Avoidance of limit-push and related forces can be used to teach new movement patterns by requiring motor plans that avoid such catastrophic events. This and other studies [19] illustrate how haptics might be used to teach, and where boundaries of high-cost may be learned, involving memory storage of boundaries. While obstacles are likened to bumping into “walls” like the haptic boundary study [19], limit-push is likened to “falling off a cliff.” A direct consequence of limit-push, in contrast to studies that use haptic walls [42], is that subjects cannot use the “walls” to guide their movement, they must learn the boundaries and avoid them or suffer catastrophic consequences such as destabilizing forces. Limit-push required an encoding of the workspace, like the high-stiffness environment presented in the haptic boundary study [19], whereas the low-stiffness environment in that study required an encoding of the dynamics of the arm and the environment. An additional point of contrast between “falling off a cliff” and “bumping into walls” is the lower rate of learning caused by experience.

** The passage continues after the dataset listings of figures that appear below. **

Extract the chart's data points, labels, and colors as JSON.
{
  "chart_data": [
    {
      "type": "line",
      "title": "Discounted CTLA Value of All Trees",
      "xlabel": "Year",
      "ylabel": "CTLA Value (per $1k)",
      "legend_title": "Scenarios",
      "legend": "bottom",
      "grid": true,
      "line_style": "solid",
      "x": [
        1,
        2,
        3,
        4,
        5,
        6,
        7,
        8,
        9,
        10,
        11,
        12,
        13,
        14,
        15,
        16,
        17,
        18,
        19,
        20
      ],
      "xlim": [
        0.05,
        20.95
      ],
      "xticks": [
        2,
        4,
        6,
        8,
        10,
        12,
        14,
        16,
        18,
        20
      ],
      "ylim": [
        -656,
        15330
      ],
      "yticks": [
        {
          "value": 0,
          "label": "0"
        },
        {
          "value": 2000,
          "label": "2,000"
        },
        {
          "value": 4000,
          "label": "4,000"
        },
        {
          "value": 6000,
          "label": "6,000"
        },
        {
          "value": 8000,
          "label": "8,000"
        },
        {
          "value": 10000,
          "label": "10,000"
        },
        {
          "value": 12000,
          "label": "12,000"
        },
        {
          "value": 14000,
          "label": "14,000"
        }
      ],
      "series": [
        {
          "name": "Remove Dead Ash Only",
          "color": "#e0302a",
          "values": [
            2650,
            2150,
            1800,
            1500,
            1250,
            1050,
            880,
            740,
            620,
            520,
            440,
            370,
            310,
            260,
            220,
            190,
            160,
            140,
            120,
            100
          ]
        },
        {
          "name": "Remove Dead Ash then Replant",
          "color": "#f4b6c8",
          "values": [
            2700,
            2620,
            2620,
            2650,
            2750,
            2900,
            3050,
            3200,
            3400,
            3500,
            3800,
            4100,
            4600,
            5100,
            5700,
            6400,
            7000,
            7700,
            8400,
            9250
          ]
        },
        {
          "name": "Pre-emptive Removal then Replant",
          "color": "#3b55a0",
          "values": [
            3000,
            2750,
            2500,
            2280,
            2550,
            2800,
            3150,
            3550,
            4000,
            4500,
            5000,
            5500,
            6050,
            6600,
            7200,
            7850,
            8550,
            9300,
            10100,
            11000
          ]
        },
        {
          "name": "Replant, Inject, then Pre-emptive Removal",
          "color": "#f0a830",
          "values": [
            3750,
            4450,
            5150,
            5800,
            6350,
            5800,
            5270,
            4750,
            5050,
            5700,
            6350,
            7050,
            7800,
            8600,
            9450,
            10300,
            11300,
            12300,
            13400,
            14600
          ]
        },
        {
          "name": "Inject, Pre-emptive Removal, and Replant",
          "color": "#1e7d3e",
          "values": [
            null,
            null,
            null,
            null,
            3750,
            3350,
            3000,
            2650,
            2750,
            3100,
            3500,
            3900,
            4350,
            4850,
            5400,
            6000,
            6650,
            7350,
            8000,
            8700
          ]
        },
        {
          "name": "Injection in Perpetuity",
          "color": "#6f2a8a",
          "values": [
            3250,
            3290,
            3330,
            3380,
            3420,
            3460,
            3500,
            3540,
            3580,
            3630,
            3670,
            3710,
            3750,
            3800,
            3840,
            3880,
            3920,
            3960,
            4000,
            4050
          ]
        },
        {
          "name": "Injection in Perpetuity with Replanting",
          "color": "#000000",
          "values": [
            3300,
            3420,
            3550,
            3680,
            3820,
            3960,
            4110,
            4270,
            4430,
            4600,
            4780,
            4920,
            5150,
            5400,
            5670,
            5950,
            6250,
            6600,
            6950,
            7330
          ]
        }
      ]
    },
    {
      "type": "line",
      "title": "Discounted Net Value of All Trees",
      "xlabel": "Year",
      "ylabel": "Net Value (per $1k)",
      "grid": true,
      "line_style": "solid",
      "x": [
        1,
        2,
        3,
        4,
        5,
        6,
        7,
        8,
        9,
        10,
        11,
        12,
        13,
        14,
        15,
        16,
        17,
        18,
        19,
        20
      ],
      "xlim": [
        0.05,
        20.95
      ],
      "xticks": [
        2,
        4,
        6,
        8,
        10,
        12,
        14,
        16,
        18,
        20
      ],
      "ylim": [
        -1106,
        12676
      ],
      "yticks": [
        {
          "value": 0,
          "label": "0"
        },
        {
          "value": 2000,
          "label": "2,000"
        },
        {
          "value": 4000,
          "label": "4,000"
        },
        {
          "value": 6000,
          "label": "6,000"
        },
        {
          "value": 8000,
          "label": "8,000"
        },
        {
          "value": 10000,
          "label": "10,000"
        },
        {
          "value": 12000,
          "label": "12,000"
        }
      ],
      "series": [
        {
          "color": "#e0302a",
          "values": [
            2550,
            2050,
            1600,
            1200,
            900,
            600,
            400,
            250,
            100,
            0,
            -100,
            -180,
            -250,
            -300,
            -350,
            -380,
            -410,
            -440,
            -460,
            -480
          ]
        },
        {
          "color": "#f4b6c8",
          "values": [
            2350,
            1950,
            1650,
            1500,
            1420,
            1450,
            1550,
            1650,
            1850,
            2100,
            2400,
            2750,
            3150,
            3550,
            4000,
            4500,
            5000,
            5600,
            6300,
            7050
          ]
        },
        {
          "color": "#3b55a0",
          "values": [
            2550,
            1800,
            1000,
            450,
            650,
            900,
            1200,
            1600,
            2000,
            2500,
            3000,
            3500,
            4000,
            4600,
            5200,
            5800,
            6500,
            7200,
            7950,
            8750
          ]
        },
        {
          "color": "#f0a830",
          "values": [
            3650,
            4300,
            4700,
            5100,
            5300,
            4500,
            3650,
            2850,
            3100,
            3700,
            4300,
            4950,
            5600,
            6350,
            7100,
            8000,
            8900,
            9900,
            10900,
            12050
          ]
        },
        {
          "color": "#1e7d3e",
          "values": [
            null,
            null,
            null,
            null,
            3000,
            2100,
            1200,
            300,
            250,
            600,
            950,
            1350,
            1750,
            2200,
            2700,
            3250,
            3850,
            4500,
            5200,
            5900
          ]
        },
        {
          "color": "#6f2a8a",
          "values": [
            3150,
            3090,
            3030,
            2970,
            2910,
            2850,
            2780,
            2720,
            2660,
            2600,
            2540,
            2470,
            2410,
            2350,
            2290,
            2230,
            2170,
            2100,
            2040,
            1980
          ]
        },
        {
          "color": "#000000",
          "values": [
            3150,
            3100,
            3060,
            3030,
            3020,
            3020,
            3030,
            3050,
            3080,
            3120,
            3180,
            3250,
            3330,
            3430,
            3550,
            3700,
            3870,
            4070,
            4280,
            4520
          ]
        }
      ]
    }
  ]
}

Catastrophic falling off of a cliff is a singular experience, whereas “bumping” can be benign, allow repeated attempts, increase movement variability, and may result in many a variety of experiences (samples), allowing the memory of boundaries to be more complete. There are instances in daily activities such as falling as one learns to walk, that are more like falling off a cliff than bumping into walls. We hope that this study help elucidate the mechanisms behind how people avoid such catastrophes and other high-cost events.

V. Conclusion

This study demonstrated how an unstable limit-push training environment can reshape movement distributions, causing a shift of actions closer to regions of lower cost. We believe this study is pertinent because we are employing this paradigm to reshape movement variability. While avoidance of a cliff is certainly obvious, controlling variability through techniques such as limit-push is a new method for influencing both central tendency and variation of actions. This tool can be easily implemented in training precise actions such as surgeons and pilots and may prove useful in neurorehabilitation. It may be used simply train any technology that learns. Particularly, this training has potential benefit for patients who have suffered a stroke, as their movement variability can be problematic.